Effetto leakage o sversamento. Così è stato definito da alcuni economisti il fenomeno che  si verifica quando i trasferimenti pubblici a un settore, ad esempio quello del trasporto pubblico locale, aumentano. Le maggiori risorse dovrebbero avere come finalità esclusiva quella del miglioramento della qualità del servizio e/o la riduzione delle tariffe per gli utenti.

Nella realtà si è però osservato che una parte delle maggiori risorse invece che avvantaggiare i consumatori viene traslata sui costi di produzione. Ne traggono vantaggio fornitori e dipendenti con aumenti salariali o riduzione della produttività. Sembrano emergere i primi chiari segni che qualcosa di simile stia accadendo con la messa a disposizione da parte dell’Europa delle ingenti risorse del Recovery Fund.

Un esempio su tutti: l’ammodernamento della linea ferroviaria Salerno – Reggio Calabria. Finora era stata prospettata l’adozione di un modello di “alta velocità di rete”.  Consiste nell’attuare interventi di tipo tecnologico sulle linee esistenti che consentono di aumentare la velocità di percorrenza (fino a un massimo di 200 km/h) e la capacità ossia il numero di treni che possono utilizzarle. L’adeguamento, dal prevedibile costo di qualche miliardo, consentirebbe di ridurre il tempo di viaggio da Reggio Calabria a Roma a quattro ore e mezza.

Ma, ora, il colpo di scena. Non più un miglioramento delle prestazioni delle linee esistenti ma una nuova infrastruttura analoga alle tratte AV già realizzate.

Secondo quanto anticipato dal Sole 24 Ore, il progetto sarebbe suddiviso in sei lotti per un totale di 405 chilometri di cui poco meno della metà in galleria: sarebbero da scavare complessivamente 180 chilometri, l’equivalente di tre tunnel Tav. Si ipotizza un costo massimo di 20 miliardi che appare peraltro ottimistico se si considera che un chilometro in galleria della Torino – Lione costerà all’incirca 180 milioni.

A parità di costo unitario, la spesa complessiva delle sole tratte sotterranee supererebbe i 30 miliardi. Si tratta di un ammontare enorme di risorse pari a quasi un punto in più del debito pubblico: se effettivamente realizzata, come tutte le altre tratte ferroviarie, l’opera non avrà alcun ritorno finanziario e sarà interamente a carico dei contribuenti.
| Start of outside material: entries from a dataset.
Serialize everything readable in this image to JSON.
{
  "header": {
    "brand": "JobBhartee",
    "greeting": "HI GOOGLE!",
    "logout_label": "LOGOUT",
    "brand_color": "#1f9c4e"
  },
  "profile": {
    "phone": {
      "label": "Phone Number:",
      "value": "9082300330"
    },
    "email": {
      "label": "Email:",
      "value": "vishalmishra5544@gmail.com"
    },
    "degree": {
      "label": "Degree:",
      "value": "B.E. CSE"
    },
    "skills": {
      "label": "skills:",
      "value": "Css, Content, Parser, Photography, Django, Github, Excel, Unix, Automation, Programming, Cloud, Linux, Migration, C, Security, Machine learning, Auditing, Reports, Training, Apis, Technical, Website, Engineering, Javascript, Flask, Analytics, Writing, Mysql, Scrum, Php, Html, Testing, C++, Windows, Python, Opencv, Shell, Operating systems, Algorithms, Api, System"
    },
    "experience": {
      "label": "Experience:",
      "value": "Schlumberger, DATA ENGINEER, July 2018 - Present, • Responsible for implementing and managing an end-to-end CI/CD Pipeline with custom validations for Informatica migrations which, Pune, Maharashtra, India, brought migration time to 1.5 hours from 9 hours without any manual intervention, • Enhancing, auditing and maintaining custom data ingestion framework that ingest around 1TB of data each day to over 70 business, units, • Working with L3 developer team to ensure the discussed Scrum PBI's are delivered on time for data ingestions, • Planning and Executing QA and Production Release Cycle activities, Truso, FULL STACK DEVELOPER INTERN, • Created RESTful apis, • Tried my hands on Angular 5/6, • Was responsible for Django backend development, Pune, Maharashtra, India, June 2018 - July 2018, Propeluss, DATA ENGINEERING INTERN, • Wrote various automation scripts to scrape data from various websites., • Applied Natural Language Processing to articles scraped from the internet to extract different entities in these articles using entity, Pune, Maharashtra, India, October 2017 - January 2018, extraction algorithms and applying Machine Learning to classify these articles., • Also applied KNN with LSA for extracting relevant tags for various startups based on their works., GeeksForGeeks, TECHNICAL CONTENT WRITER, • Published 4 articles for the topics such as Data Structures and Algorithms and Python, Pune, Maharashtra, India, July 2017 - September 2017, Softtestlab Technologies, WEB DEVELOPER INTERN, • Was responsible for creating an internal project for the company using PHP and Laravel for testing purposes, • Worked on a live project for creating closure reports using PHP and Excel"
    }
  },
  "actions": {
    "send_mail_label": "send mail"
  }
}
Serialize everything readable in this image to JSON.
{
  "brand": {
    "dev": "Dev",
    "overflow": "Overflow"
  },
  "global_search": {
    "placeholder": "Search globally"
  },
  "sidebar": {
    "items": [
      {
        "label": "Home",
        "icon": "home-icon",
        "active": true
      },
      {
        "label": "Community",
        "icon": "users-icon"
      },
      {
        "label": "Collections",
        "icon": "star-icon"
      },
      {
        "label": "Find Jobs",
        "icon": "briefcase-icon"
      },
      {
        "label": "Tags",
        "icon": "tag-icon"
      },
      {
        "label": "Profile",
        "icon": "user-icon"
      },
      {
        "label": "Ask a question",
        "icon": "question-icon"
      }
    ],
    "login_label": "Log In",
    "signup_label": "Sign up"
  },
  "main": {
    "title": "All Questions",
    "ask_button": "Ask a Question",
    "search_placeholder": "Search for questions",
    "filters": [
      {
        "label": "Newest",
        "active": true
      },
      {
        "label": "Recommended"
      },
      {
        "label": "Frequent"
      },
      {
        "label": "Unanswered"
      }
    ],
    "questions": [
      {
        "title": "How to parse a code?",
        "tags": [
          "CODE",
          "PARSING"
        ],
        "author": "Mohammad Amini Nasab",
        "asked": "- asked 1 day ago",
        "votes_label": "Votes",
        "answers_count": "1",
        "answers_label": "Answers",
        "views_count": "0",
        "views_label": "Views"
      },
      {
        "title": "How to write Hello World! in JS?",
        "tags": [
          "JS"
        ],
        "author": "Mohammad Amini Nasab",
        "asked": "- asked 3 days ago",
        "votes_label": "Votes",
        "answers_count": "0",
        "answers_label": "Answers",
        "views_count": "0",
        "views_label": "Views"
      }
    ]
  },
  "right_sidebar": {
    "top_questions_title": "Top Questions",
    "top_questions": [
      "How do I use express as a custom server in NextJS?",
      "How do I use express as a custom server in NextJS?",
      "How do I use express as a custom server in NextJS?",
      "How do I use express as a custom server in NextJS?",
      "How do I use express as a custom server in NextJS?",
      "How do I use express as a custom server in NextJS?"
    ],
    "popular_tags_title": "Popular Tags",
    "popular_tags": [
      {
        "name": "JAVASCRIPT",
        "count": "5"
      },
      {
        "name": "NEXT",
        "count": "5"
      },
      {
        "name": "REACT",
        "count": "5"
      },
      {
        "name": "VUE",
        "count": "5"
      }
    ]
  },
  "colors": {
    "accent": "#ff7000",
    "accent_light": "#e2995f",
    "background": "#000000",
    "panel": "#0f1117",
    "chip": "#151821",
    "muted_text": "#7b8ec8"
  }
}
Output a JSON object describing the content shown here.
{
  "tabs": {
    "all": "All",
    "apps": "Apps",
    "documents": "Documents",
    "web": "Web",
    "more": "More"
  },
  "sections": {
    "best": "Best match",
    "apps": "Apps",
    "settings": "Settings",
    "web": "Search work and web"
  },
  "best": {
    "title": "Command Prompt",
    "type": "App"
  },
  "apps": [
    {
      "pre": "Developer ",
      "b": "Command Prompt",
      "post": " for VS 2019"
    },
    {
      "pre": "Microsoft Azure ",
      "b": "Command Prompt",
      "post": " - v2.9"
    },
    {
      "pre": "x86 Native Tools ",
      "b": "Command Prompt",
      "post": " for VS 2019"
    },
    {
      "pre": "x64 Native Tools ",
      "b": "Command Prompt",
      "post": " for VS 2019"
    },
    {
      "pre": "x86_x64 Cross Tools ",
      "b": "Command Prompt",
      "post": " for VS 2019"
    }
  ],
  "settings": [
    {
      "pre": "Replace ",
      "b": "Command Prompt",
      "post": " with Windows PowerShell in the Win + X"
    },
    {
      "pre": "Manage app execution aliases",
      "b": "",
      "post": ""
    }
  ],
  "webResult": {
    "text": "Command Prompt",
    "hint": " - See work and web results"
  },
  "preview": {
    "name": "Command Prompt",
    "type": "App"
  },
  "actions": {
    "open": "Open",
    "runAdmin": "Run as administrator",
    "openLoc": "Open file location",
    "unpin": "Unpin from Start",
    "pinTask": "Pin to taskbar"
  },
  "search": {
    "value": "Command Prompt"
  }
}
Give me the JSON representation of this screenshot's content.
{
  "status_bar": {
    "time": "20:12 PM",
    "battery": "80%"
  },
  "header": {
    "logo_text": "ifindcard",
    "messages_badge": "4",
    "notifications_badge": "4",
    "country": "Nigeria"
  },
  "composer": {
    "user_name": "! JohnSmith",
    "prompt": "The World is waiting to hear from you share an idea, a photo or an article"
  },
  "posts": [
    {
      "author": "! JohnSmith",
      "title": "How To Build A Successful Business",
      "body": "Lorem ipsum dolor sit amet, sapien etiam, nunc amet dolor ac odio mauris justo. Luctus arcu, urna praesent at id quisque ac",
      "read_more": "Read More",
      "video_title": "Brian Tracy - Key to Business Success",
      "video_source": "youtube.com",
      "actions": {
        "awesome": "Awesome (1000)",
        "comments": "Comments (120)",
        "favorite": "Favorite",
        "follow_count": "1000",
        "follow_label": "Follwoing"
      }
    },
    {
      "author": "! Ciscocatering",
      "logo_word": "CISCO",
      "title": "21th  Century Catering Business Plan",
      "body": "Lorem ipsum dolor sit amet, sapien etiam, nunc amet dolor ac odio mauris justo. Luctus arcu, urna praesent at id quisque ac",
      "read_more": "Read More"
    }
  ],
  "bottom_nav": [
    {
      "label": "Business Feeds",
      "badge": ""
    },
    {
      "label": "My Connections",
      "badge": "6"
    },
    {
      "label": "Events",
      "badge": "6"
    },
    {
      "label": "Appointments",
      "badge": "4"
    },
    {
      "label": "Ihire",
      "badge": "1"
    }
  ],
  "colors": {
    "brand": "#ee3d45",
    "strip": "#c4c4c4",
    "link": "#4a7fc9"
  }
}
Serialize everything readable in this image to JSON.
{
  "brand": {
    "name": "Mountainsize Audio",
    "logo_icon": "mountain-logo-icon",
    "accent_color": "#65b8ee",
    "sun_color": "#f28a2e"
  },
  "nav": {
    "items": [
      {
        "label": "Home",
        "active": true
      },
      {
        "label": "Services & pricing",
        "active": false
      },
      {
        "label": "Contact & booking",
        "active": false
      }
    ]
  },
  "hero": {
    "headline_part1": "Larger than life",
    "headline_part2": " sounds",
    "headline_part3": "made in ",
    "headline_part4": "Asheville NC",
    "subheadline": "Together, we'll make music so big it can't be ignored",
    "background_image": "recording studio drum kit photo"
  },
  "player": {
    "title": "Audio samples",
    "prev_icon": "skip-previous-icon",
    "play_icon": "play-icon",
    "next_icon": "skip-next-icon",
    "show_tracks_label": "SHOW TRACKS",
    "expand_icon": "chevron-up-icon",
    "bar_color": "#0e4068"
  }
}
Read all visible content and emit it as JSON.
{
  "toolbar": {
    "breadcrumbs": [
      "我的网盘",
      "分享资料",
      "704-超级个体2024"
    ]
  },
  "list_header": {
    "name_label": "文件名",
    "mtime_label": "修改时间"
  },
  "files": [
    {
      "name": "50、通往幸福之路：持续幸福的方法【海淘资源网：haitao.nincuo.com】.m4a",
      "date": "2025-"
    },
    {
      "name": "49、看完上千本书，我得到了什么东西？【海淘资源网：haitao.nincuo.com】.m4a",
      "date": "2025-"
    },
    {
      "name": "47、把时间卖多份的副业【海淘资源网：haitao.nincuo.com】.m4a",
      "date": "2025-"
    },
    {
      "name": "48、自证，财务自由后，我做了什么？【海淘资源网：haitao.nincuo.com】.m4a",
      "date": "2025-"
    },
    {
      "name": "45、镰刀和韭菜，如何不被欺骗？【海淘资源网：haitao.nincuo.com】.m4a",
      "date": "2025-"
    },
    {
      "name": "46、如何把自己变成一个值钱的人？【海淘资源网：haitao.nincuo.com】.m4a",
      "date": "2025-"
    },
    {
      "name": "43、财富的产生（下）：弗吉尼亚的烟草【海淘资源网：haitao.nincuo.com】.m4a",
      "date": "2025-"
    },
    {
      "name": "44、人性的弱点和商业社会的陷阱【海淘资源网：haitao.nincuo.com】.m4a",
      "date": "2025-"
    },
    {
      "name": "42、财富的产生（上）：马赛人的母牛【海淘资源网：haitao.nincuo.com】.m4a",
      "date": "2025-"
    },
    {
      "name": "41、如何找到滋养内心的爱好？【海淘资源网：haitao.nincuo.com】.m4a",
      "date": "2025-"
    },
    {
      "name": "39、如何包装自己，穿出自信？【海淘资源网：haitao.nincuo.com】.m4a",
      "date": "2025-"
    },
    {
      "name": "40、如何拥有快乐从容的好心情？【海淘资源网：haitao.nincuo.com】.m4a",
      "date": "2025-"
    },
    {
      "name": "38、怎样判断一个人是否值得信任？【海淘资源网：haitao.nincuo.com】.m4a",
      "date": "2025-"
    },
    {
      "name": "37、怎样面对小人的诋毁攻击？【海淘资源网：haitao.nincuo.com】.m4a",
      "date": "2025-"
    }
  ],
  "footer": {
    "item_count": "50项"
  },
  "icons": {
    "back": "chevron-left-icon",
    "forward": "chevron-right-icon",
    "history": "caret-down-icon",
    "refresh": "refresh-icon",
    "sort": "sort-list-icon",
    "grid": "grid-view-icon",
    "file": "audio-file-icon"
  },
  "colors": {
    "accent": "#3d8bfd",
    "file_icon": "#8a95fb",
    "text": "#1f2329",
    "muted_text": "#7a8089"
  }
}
Venti miliardi equivalgono a un trasferimento monetario pari a diecimila euro per ciascun calabrese o cinquantamila per tutti coloro che fanno parte dei primi due quintili di reddito. Duecentomila euro per ogni nucleo famigliare di quattro persone a basso reddito. Ma per la maggior parte di coloro che risiedono nella regione, il beneficio della costruzione della nuova linea sarà quasi impercettibile. In Calabria oggi, in un giorno medio, sale su un treno poco più di un abitante su cento.  La nuova linea potrebbe molto ottimisticamente raddoppiarne il numero. Nulla cambierebbe per tutte le altre esigenze di mobilità.

Il sottosegretario alle Infrastrutture, Giancarlo Cancellieri, ha affermato che: «La Salerno – Reggio Calabria e le opere connesse a Gioia Tauro servono al Mezzogiorno per lanciare tutta l’Italia nel terzo millennio».

A raffreddare gli entusiasmi per la Grande Opera potrebbe essere utile la lettura di un articolo scientifico di Emanuele Ciani, Guido de Blasio e Samuele Poy. Nel paper si valuta l’impatto a lungo termine sullo sviluppo locale dell’autostrada Salerno – Reggio Calabria costruita tra il 1962 e il 1974.

La conclusione cui giungono gli autori, analoga a quelli di altri studi più recenti che riguardano altre aree periferiche europee, è che quell’investimento ha modificato gli equilibri interni della Regione non ha in alcun modo significativo favorito la crescita della Calabria.

Siamo, insomma, con buona probabilità di fronte all’ennesimo elefante bianco, un progetto i cui costi di realizzazione superano di molto i benefici attesi. Tra pochi giorni dovrebbe essere reso pubblico lo studio di fattibilità dell’opera redatto da Rfi. Sarà  interessante esaminarlo per valutare il giudizio espresso sulla sostenibilità economica del progetto.

Sembra difficile ipotizzare che non vi possano essere impieghi migliori di quelle risorse, unica condizione che dovrebbe, come per tutti gli altri investimenti, portare a un giudizio positivo sulla realizzazione del progetto. Come scriveva qualche giorno fa il Wall Street Journal a proposito del piano infrastrutturale di Joe Biden: spendere è facile, il difficile è investire in modo redditizio per la collettività.